THOUSANDS of people have supported a mother’s campaign to erect the headstone of her choice on her daughter’s grave.
Diane Ryan’s 13-year-old daughter, Jeraldine, died of pneumonia in June.
The family had planned a marble headstone for Jeraldine’s plot in Almondbury Cemetery, which she shares with her grandfather Peter Ryan, who died almost 20 years ago.
But Kirklees Council told Diane, 40 and from Almondbury, that only Yorkshire stone memorials were permitted, so as to remain in keeping with the majority of headstones in the cemetery.
And the council made it clear that this rule would have been known when the plot was bought in 1989.
In the last few months the grieving mum has collected 2,500 signatures protesting against the policy.
Diane said: “I left the petition in many of the shops in Almondbury and I collected names in Huddersfield town centre.
“A lot of the people I spoke to said they had read about the controversy in the Examiner and thought it was disgusting.”
Diane presented the petition, which calls for greater flexibility in Kirklees’s headstone policy, to the council’s monthly meeting last week.
The council is now looking into the issue.
But Diane is determined to keep on fighting.
She said: “I don’t know how Kirklees will react to the petition, but I will carry on till the day I die if I have to.
“I’m not compromising.

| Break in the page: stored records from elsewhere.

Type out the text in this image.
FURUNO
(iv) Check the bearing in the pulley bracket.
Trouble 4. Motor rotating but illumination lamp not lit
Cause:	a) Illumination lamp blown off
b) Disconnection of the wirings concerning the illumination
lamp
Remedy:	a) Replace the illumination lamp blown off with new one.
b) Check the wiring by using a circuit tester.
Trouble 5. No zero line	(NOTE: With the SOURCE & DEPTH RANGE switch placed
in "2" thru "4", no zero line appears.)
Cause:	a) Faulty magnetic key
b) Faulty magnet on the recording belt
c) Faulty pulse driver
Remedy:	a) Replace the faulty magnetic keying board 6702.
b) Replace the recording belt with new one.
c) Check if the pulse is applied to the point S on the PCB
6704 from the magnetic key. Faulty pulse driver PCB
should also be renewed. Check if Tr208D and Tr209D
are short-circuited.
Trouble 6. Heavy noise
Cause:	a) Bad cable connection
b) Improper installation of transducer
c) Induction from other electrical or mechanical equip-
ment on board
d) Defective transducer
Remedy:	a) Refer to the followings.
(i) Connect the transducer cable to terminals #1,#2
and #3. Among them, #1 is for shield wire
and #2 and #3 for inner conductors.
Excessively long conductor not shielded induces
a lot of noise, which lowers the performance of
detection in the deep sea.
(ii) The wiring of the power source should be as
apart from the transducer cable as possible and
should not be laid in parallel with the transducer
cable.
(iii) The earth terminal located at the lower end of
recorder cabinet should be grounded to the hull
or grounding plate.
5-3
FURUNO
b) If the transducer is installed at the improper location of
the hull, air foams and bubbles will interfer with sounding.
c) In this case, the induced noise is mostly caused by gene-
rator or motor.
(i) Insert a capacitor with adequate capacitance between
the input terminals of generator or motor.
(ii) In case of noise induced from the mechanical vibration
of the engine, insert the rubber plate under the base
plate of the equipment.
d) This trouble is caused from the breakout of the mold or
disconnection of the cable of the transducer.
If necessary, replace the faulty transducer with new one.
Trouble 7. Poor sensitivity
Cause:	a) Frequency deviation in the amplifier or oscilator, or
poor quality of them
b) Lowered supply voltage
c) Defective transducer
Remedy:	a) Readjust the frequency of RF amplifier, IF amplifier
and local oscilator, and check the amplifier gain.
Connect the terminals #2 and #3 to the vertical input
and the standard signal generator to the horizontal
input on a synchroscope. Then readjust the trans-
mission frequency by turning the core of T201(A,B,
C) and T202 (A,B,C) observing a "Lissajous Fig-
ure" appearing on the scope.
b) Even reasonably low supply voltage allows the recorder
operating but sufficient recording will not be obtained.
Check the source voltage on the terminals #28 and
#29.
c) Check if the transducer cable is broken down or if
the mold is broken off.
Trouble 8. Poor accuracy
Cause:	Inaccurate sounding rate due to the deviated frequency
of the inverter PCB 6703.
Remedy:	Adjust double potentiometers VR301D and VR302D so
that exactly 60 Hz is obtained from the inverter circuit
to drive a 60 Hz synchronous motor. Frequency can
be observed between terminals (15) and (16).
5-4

I will keep on going because I should be able to put up what I want for my little daughter.”
Diane said her family would have chosen a different grave if they had been aware of the no marble policy.
She said: “We wanted Jeraldine to be with her grand-dad, but if we had been informed of the rule that the headstone had to be Yorkshire stone then we wouldn’t have had her put in that plot.”
Diane revealed that Kirklees had offered to pay half the price of a Yorkshire stone memorial.
But she said: “It’s not about the money.”
Diane regularly visits her daughter’s grave.
She said: “I go up there all the time with flowers and teddies, but it isn’t the same without a headstone.
“It’s so unfair, it’s soul-destroying.
“It’s such a stupid, stupid rule.”
Jeraldine, a former pupil of Castle Hill School at Newsome, had struggled with neurological progressive disorder, a rare brain condition, for much of her short life.